NOTE: For the latest version of Apache Livy, see the official website: https://livy.incubator.apache.org

To start the Livy server, set the following environment variables. These can be put into a user’s .bashrc file, or within the file conf/livy-env.sh in the livy directory.

These values are accurate for a Cloudera install of Spark with Java version 1.8:

export JAVA_HOME=/usr/java/jdk1.8.0_121-cloudera/jre/
export SPARK_HOME=/opt/cloudera/parcels/CDH/lib/spark/
export HADOOP_HOME=/etc/hadoop/
export HADOOP_CONF_DIR=/etc/hadoop/conf

The Livy server itself is configured by editing the file conf/livy.conf. Many options can be configured in this file; see the in-line documentation. For example, the port that is defined here (parameter livy.server.port) is the same which will generally appear in the Sparkmagic user configuration, above.

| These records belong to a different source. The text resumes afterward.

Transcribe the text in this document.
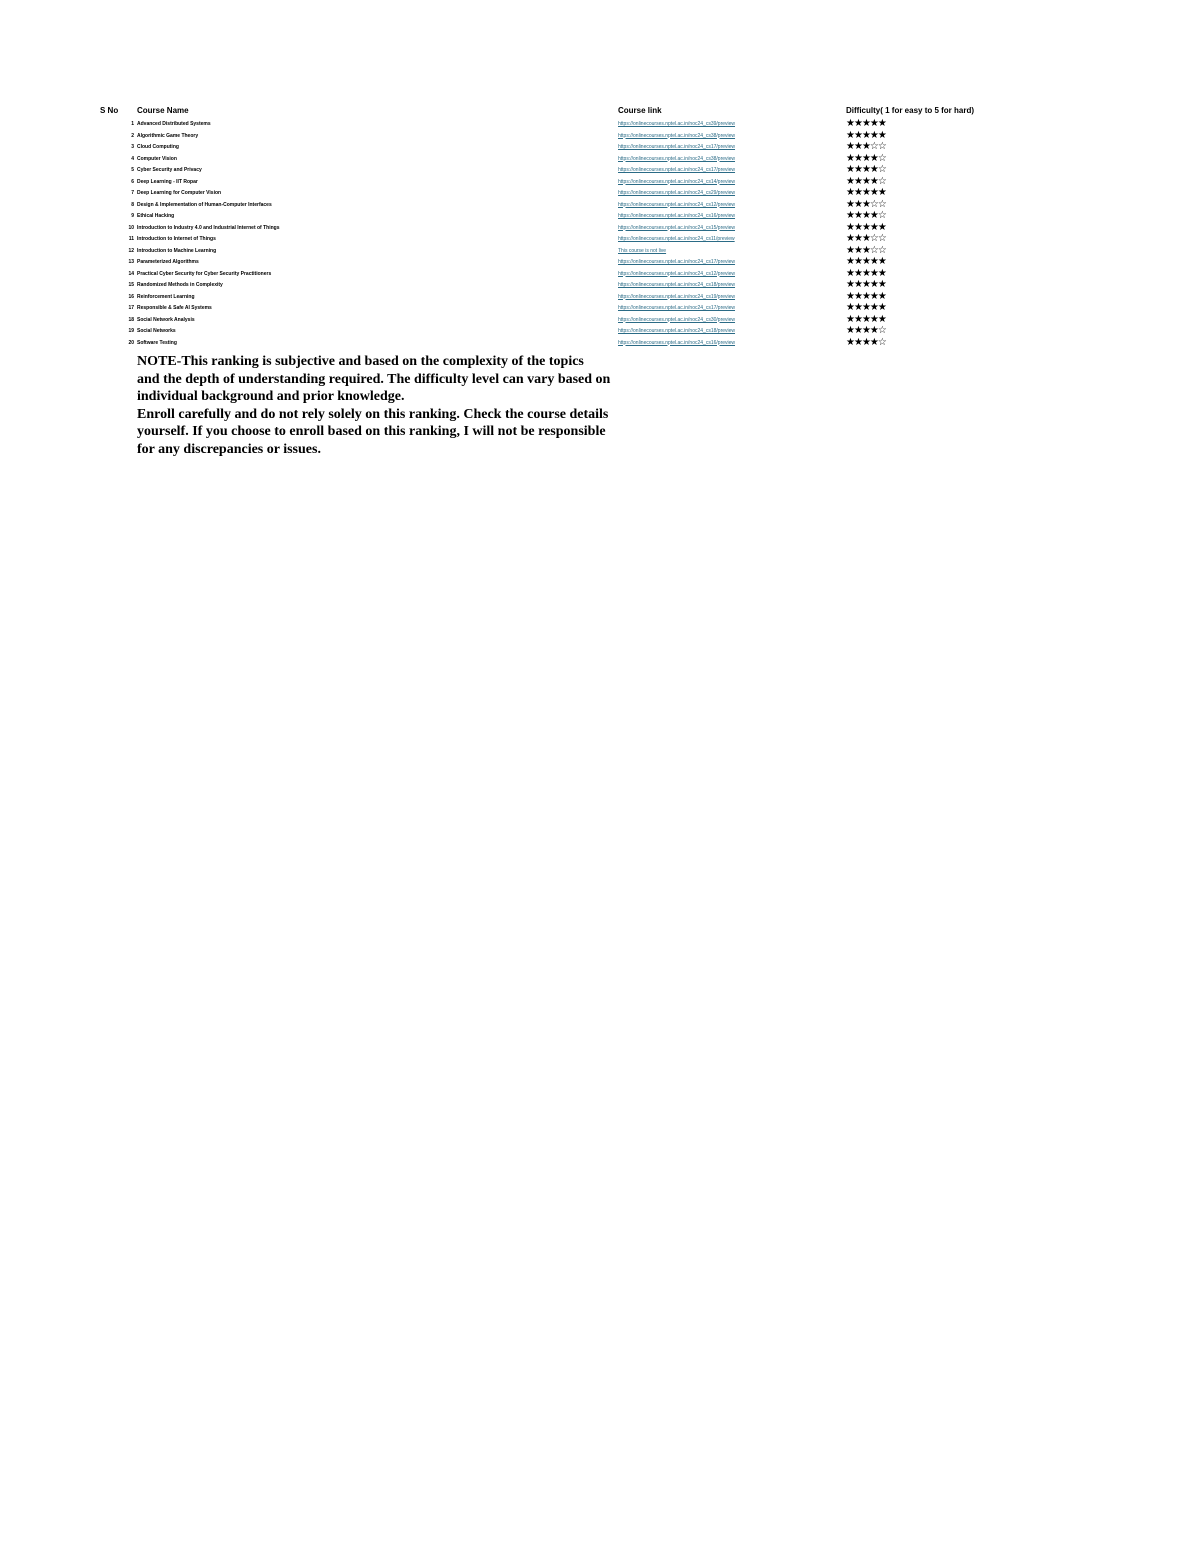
S No Course Name	Course link	Difficulty( 1 for easy to 5 for hard)
1 Advanced Distributed Systems	https://onlinecourses.nptel.ac.in/noc24_cs39/preview	★★★★★
2 Algorithmic Game Theory	https://onlinecourses.nptel.ac.in/noc24_cs38/preview	★★★★★
3 Cloud Computing	https://onlinecourses.nptel.ac.in/noc24_cs17/preview	★★★☆☆
4 Computer Vision	https://onlinecourses.nptel.ac.in/noc24_cs38/preview	★★★★☆
5 Cyber Security and Privacy	https://onlinecourses.nptel.ac.in/noc24_cs17/preview	★★★★☆
6 Deep Learning - IIT Ropar	https://onlinecourses.nptel.ac.in/noc24_cs14/preview	★★★★☆
7 Deep Learning for Computer Vision	https://onlinecourses.nptel.ac.in/noc24_cs29/preview	★★★★★
8 Design & Implementation of Human-Computer Interfaces	https://onlinecourses.nptel.ac.in/noc24_cs12/preview	★★★☆☆
9 Ethical Hacking	https://onlinecourses.nptel.ac.in/noc24_cs16/preview	★★★★☆
10 Introduction to Industry 4.0 and Industrial Internet of Things	https://onlinecourses.nptel.ac.in/noc24_cs15/preview	★★★★★
11 Introduction to Internet of Things	https://onlinecourses.nptel.ac.in/noc24_cs11/preview	★★★☆☆
12 Introduction to Machine Learning	This course is not live	★★★☆☆
13 Parameterized Algorithms	https://onlinecourses.nptel.ac.in/noc24_cs17/preview	★★★★★
14 Practical Cyber Security for Cyber Security Practitioners	https://onlinecourses.nptel.ac.in/noc24_cs12/preview	★★★★★
15 Randomized Methods in Complexity	https://onlinecourses.nptel.ac.in/noc24_cs18/preview	★★★★★
16 Reinforcement Learning	https://onlinecourses.nptel.ac.in/noc24_cs19/preview	★★★★★
17 Responsible & Safe AI Systems	https://onlinecourses.nptel.ac.in/noc24_cs17/preview	★★★★★
18 Social Network Analysis	https://onlinecourses.nptel.ac.in/noc24_cs30/preview	★★★★★
19 Social Networks	https://onlinecourses.nptel.ac.in/noc24_cs18/preview	★★★★☆
20 Software Testing	https://onlinecourses.nptel.ac.in/noc24_cs16/preview	★★★★☆

NOTE-This ranking is subjective and based on the complexity of the topics

and the depth of understanding required. The difficulty level can vary based on individual background and prior knowledge.

Enroll carefully and do not rely solely on this ranking. Check the course details yourself. If you choose to enroll based on this ranking, I will not be responsible for any discrepancies or issues.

The minimum required parameter is livy.spark.master. Other possible values include local[*] (for testing), yarn-cluster for using with the YARN resource allocation system, or a full spark URI like spark://masterhost:7077 if the spark scheduler is on a different host.

Example with YARN:

livy.spark.master = yarn-cluster

Finally, start the Livy server:

./bin/livy-server

This may be done within some process control mechanism, to ensure that the server is reliably restarted in the event of a crash.

Kerberos¶

If the Hadoop cluster is configured to use Kerberos, to allow Livy to access the services you must do the following:

Generate 2 keytabs for Apache Livy using kadmin.local.

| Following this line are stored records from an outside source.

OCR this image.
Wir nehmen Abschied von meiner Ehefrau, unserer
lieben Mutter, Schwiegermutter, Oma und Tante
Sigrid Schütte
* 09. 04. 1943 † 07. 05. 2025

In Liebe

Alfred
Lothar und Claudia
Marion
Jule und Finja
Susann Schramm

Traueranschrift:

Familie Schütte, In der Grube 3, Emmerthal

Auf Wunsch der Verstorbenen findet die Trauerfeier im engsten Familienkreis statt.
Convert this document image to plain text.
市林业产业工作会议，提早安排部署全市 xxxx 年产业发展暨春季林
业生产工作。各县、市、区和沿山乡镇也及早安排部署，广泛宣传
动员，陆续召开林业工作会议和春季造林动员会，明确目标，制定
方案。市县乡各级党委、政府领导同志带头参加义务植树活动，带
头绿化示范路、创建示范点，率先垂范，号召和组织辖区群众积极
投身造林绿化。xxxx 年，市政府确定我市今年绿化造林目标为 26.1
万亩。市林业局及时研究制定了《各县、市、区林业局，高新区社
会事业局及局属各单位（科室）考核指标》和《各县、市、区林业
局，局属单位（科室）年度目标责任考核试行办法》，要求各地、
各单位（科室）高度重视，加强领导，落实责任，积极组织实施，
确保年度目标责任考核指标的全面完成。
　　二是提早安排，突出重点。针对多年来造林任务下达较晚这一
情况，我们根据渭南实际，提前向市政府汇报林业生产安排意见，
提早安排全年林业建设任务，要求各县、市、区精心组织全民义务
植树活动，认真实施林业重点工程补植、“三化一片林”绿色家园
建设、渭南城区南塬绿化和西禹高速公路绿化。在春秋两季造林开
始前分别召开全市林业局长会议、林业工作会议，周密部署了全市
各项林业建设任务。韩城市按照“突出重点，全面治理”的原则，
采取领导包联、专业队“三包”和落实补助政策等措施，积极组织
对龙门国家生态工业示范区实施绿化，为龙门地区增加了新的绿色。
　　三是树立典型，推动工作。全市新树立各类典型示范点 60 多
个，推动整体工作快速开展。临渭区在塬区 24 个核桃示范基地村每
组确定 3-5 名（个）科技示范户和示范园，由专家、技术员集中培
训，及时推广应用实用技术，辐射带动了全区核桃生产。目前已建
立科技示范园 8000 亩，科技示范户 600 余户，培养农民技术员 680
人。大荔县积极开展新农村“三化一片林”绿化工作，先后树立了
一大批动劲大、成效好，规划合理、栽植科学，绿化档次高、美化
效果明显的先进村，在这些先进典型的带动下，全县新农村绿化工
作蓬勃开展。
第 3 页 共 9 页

IMPORTANT: These are hostname and domain dependent. You must edit according to your kerberos settings:

$ sudo kadmin.local

kadmin.local:  addprinc livy/ip-172-31-3-131.ec2.internal
WARNING: no policy specified for livy/[email protected]; defaulting to no policy
Enter password for principal "livy/[email protected]":
Re-enter password for principal "livy/[email protected]":
kadmin.local:  xst -k livy-ip-172-31-3-131.ec2.internal.keytab livy/[email protected]
...

kadmin.local:  addprinc HTTP/ip-172-31-3-131.ec2.internal
WARNING: no policy specified for HTTP/[email protected]; defaulting to no policy
Enter password for principal "HTTP/[email protected]":
Re-enter password for principal "HTTP/[email protected]":
kadmin.local:  xst -k HTTP-ip-172-31-3-131.ec2.internal.keytab HTTP/[email protected]
...

This will generate two files: livy-ip-172-31-3-131.ec2.internal.keytab and HTTP-ip-172-31-3-131.ec2.internal.keytab.

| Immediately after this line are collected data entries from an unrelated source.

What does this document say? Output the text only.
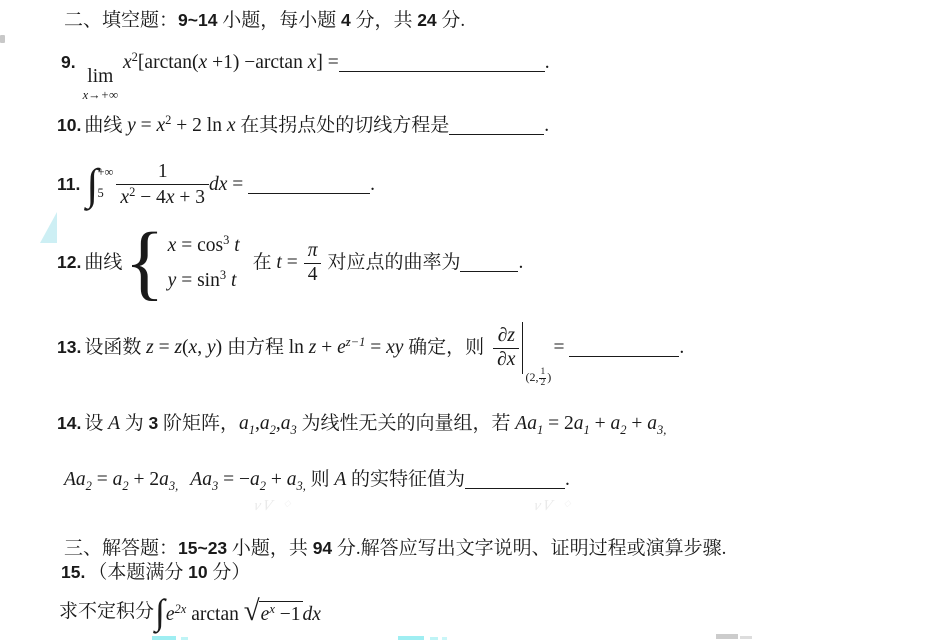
二、填空题：9~14 小题，每小题 4 分，共 24 分.
9.
lim
x→+∞
$x^2[\arctan(x +1) -\arctan$ x] =	.
10. 曲线 $y = x^2 + 2$ ln x 在其拐点处的切线方程是	.
11. ∫ +∞
$5 \frac{1}{x^2 - 4x + 3}$ dx =	.
12. 曲线 { $x = \cos^3 t$
$y = \sin^3 t$
在 $t = \frac{\pi}{4}$ 对应点的曲率为	.
13. 设函数 z = z(x, y) 由方程 $\ln z + e^{z-1}$ = xy 确定，则 $\frac{\partial z}{\partial x}$
(2, $\frac{1}{2}$ )
=	.
14. 设 A 为 3 阶矩阵，$a_1,a_2,a_3$ 为线性无关的向量组，若 $Aa_1 = 2a_1 + a_2 + a_{3,}$
$Aa_2 = a_2 + 2a_{3,}$ $Aa_3 = -a_2 + a_{3,}$ 则 A 的实特征值为	.
三、解答题：15~23 小题，共 94 分.解答应写出文字说明、证明过程或演算步骤.
15. （本题满分 10 分）
求不定积分 ∫ $e^{2x}$ $\arctan √e^x -1$ dx
vV ◇	vV ◇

NOTE: You must change the permissions of these two files so they can be read by the livy-server.

Enable Kerberos authentication and reference these two keytab files in the conf/livy.conf configuration file, as shown:

livy.server.auth.type = kerberos
livy.impersonation.enabled = false  # see notes below

# principals and keytabs to exactly match those generated before
livy.server.launch.kerberos.principal = livy/ip-172-31-3-131@ANACONDA.COM
livy.server.launch.kerberos.keytab = /home/centos/conf/livy-ip-172-31-3-131.keytab
livy.server.auth.kerberos.principal = HTTP/ip-172-31-3-131@ANACONDA.COM
livy.server.auth.kerberos.keytab = /home/centos/conf/HTTP-ip-172-31-3-131.keytab

# this may not be required when delegating auth to kerberos
livy.server.access_control.enabled = true
livy.server.access_control.users = livy,zeppelin,testuser
livy.superusers = livy,zeppelin,testuser

livy.server.launch.kerberos.principal = livy/ip-172-31-3-131@ANACONDA.COM
livy.server.launch.kerberos.keytab = /home/centos/conf/livy-ip-172-31-3-131.keytab
livy.server.auth.kerberos.principal = HTTP/ip-172-31-3-131@ANACONDA.COM
livy.server.auth.kerberos.keytab = /home/centos/conf/HTTP-ip-172-31-3-131.keytab

NOTE: The hostname and domain are different; verify that they match your Kerberos configuration.

About impersonation¶

If impersonation is enabled, any user executing a Spark session must be able to log in on every machine in the Spark cluster, so it must exist in all the nodes.

If impersonation is not enabled, the user executing the livy-server (livy) must exist on every machine. You can add this user to each machine by running this command on each node:

sudo useradd -m livy

NOTE: If you have problems configuring Livy, try setting the log level to DEBUG in the conf/log4j.properties file.